Süreç içinde üç lobi oluştuğunu bildiren Bahçeli, şunları kaydetti:

“Televizyonlara çıkıp kendini masum gösteren davranışlar içinde vatandaşı aldatarak yalan lobisini yapıyor, bunun başında Recep Tayyip Erdoğan var. Bakan ve bürokratlarıyla talan politikası uyguluyor. Özellikle büyükşehirlerde imar değişiklikleriyle talan ediliyor. Çalan lobisiyle yetimin ve öksüzün hakkını yiyor, bu dönemde çalanlar ülkeyi yönetiyor.
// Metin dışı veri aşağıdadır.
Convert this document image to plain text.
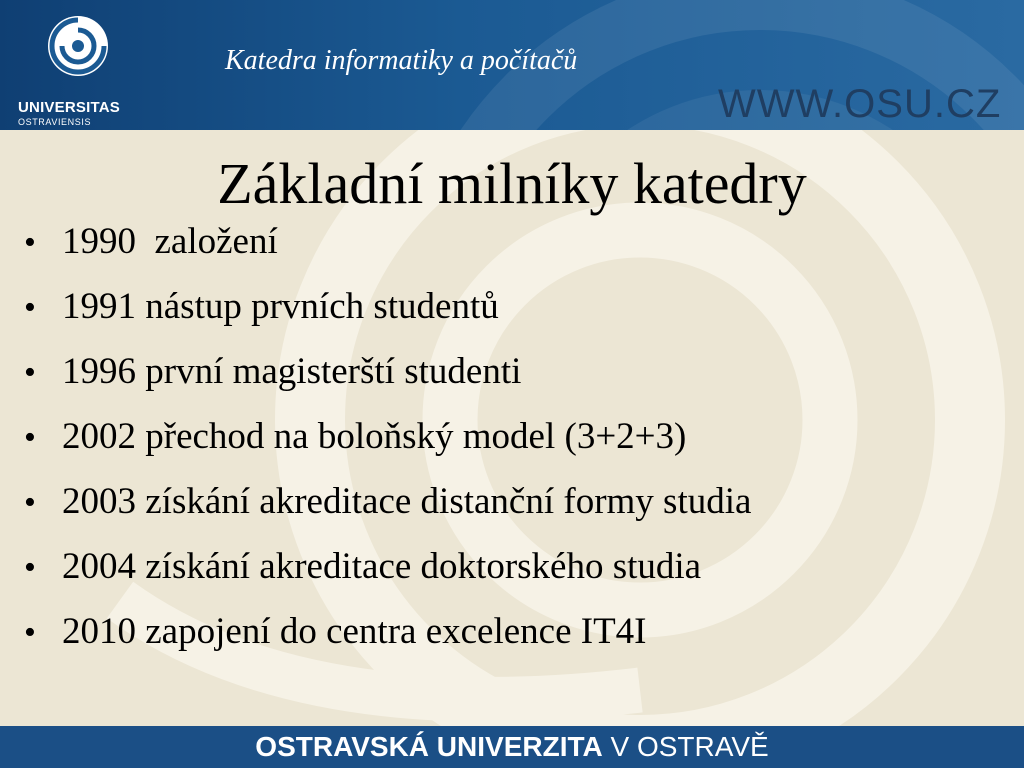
UNIVERSITAS
OSTRAVIENSIS
Katedra informatiky a počítačů
WWW.OSU.CZ
Základní milníky katedry
• 1990  založení
• 1991 nástup prvních studentů
• 1996 první magisterští studenti
• 2002 přechod na boloňský model (3+2+3)
• 2003 získání akreditace distanční formy studia
• 2004 získání akreditace doktorského studia
• 2010 zapojení do centra excelence IT4I
OSTRAVSKÁ UNIVERZITA V OSTRAVĚ
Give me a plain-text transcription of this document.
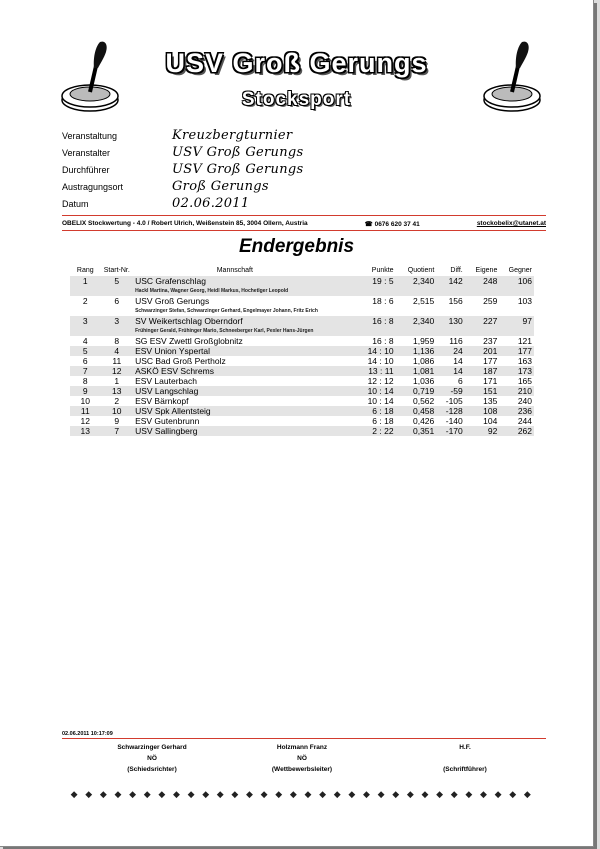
USV Groß Gerungs
Stocksport
Veranstaltung	Kreuzbergturnier
Veranstalter	USV Groß Gerungs
Durchführer	USV Groß Gerungs
Austragungsort	Groß Gerungs
Datum	02.06.2011
OBELIX Stockwertung - 4.0 / Robert Ulrich, Weißenstein 85, 3004 Ollern, Austria	☎ 0676 620 37 41	stockobelix@utanet.at
Endergebnis
Rang	Start-Nr.	Mannschaft	Punkte	Quotient	Diff.	Eigene	Gegner
1	5	USC Grafenschlag	19 : 5	2,340	142	248	106
		Hackl Martina, Wagner Georg, Heidl Markus, Hochetlger Leopold					
2	6	USV Groß Gerungs	18 : 6	2,515	156	259	103
		Schwarzinger Stefan, Schwarzinger Gerhard, Engelmayer Johann, Fritz Erich					
3	3	SV Weikertschlag Oberndorf	16 : 8	2,340	130	227	97
		Frühinger Gerald, Frühinger Mario, Schneeberger Karl, Pexler Hans-Jürgen					
4	8	SG ESV Zwettl Großglobnitz	16 : 8	1,959	116	237	121
5	4	ESV Union Yspertal	14 : 10	1,136	24	201	177
6	11	USC Bad Groß Pertholz	14 : 10	1,086	14	177	163
7	12	ASKÖ ESV Schrems	13 : 11	1,081	14	187	173
8	1	ESV Lauterbach	12 : 12	1,036	6	171	165
9	13	USV Langschlag	10 : 14	0,719	-59	151	210
10	2	ESV Bärnkopf	10 : 14	0,562	-105	135	240
11	10	USV Spk Allentsteig	6 : 18	0,458	-128	108	236
12	9	ESV Gutenbrunn	6 : 18	0,426	-140	104	244
13	7	USV Sallingberg	2 : 22	0,351	-170	92	262
02.06.2011 10:17:09
Schwarzinger Gerhard
NÖ
(Schiedsrichter)
Holzmann Franz
NÖ
(Wettbewerbsleiter)
H.F.

(Schriftführer)
◆ ◆ ◆ ◆ ◆ ◆ ◆ ◆ ◆ ◆ ◆ ◆ ◆ ◆ ◆ ◆ ◆ ◆ ◆ ◆ ◆ ◆ ◆ ◆ ◆ ◆ ◆ ◆ ◆ ◆ ◆ ◆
Türkiye’yi felakete, kargaşaya sürüklemeyiz, ajan provokatörlere bırakamayız. Ülke bizimdir, bizim kalmalıdır. Başbakan, seçimlerde ya oy kaybettiğini söyleyecek, ya da Yüce Divana gitmekten başka çaresi kalmayacaktır. Sandık ve sokak arasında tercihte bulunmak lazım. Sokağı hareketlendirerek, cepheleşmeye, birbirimizi kıydırmaya kimse teşebbüs etmemelidir. Sandığa güvenmeliyiz, oyları kullanıp siyasi iktidara ders vererek oy azalmasını sağlamalıyız. Son günlerde kışkırtmayla gençleri yanlışlara çekmek isteyenler var, MHP üzerinde oyun oynamaya çalışanlar var. MHP’nin güçlenmesinden çekiniyorlar.”

Konuşmanın sonunda MHP Gaziantep Büyükşehir Belediye Başkan adayı Mustafa Erzin, Bahçeli’ye, Gaziantepspor forması hediye etti.